Contre l'amateurisme

Née en 1949 à Kutina en Croatie, dans ce qui était alors la Yougoslavie, Ugresi a grandi dans un milieu relativement confortable. Son père dirigeait une usine : "Quand on partait en vacances mes parents, mon frère et moi, patron, ingénieurs, ouvriers, tous se mélangeaient." Si, comparée aux autres pays du bloc communiste, la république de Tito connaît une certaine prospérité, les goûts comme les amusements restent modestes. L'auteure raconte sa madeleine de Proust - une orange qu'elle a goûtée pour la première fois à l'âge de quatre, cinq ans. "Je me souviens qu'elle était enveloppée dans un papier, je l'avais précieusement gardé et le reniflais sans cesse." Les gens n'avaient pas la télévision, pratiquaient le théâtre amateur. >Toute petite, elle attrape le virus des films hollywoodiens en accompagnant sa mère chaque jour au cinéma. Grâce à cette belle Bulgare, mère au foyer, également férue de lectures, la jeune Dubravka va dévorer toute la bibliothèque, une passion des livres qui la conduira à faire des études de littérature comparée et de lettres russes à l'université de Zagreb, puis à écrire à son tour des romans. Comparer les auteurs, apprendre les langues : c'est atteindre l'universel par le génie du singulier. L'intellectuelle voit voler en éclats cette vision humaniste lors de la guerre de Yougoslavie. En 1993, elle est forcée de s'exiler à cause de ses positions antinationalistes serbes ou croates. "Accusée de nuire aux intérêts de la Croatie", elle se rappelle le harcèlement, les injures et le peu d'empathie des profs à l'université : "Un seul collègue m'a soutenue pendant cette période." Grâce à des bourses, Ugresic voyage, vit un temps aux Etats-Unis, en Allemagne. Sa grande lucidité sur ce qui se passait derrière le rideau de fer et son admiration de l'Ouest ne l'empêchent pas d'exercer un regard aiguisé sur l'état de la culture occidentale : "Aujourd'hui, personne n'ose exposer la différence entre bonne et mauvaise littérature. Les maisons d'édition ne veulent pas s'en mêler ; elles sont quasiment certaines de perdre de l'argent avec un bon écrivain, et d'en gagner avec un mauvais."

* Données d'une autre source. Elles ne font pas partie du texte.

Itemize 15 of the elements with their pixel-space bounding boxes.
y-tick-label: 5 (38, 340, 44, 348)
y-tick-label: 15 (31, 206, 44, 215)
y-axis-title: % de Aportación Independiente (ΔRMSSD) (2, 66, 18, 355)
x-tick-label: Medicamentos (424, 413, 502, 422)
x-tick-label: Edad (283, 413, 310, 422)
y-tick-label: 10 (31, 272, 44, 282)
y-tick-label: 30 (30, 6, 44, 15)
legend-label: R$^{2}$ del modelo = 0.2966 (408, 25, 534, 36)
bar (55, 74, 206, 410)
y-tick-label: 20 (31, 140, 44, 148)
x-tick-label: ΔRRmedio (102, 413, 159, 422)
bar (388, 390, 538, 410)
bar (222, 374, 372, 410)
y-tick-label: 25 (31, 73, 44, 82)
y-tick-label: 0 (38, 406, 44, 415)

Des vies virtuelles sur Second Life à la "fanfiction" ou aux romans pour téléphone mobile (à quand la Twittérature globalisée ?), Dubravka Ugre?i passe au crible les nouveaux phénomènes du pseudo-modernisme. L'auteure de Ceci n'est pas un livre (Fayard, 2005) est-elle une Cassandre grincheuse ? Que nenni. Dans sa diatribe contre l'amateurisme au travers de la métaphore du karaoké, Ugre?i ne s'inscrit pas en faux contre l'émulation, elle déplore seulement cet opportunisme de consommateur : "Le karaoké corrobore moins l'idée démocratique selon laquelle tout le monde peut tenter le coup s'il en a envie, que la pratique démocratique selon laquelle tout le monde veut essayer si l'occasion se présente." Plus de choix éclairé par le goût, mais le diktat d'un égalitarisme de rayon de supermarché, doublé de la revanche du non-spécialiste. Et Ugresi de citer la fameuse réplique de l'artiste contemporaine britannique Tracey Emin comme syndrome d'un nouvel âge littéraire : "Je suis inculte, et alors ? J'ai bien le droit de m'exprimer !"

Karaoké culture, Dubravka Ugresi, traduit de l'anglais par Pierre-Richard Rouillon, Galaade, 130 p., 10 euros, ISBN 978-2-35176-179-3, à paraître le 31 octobre.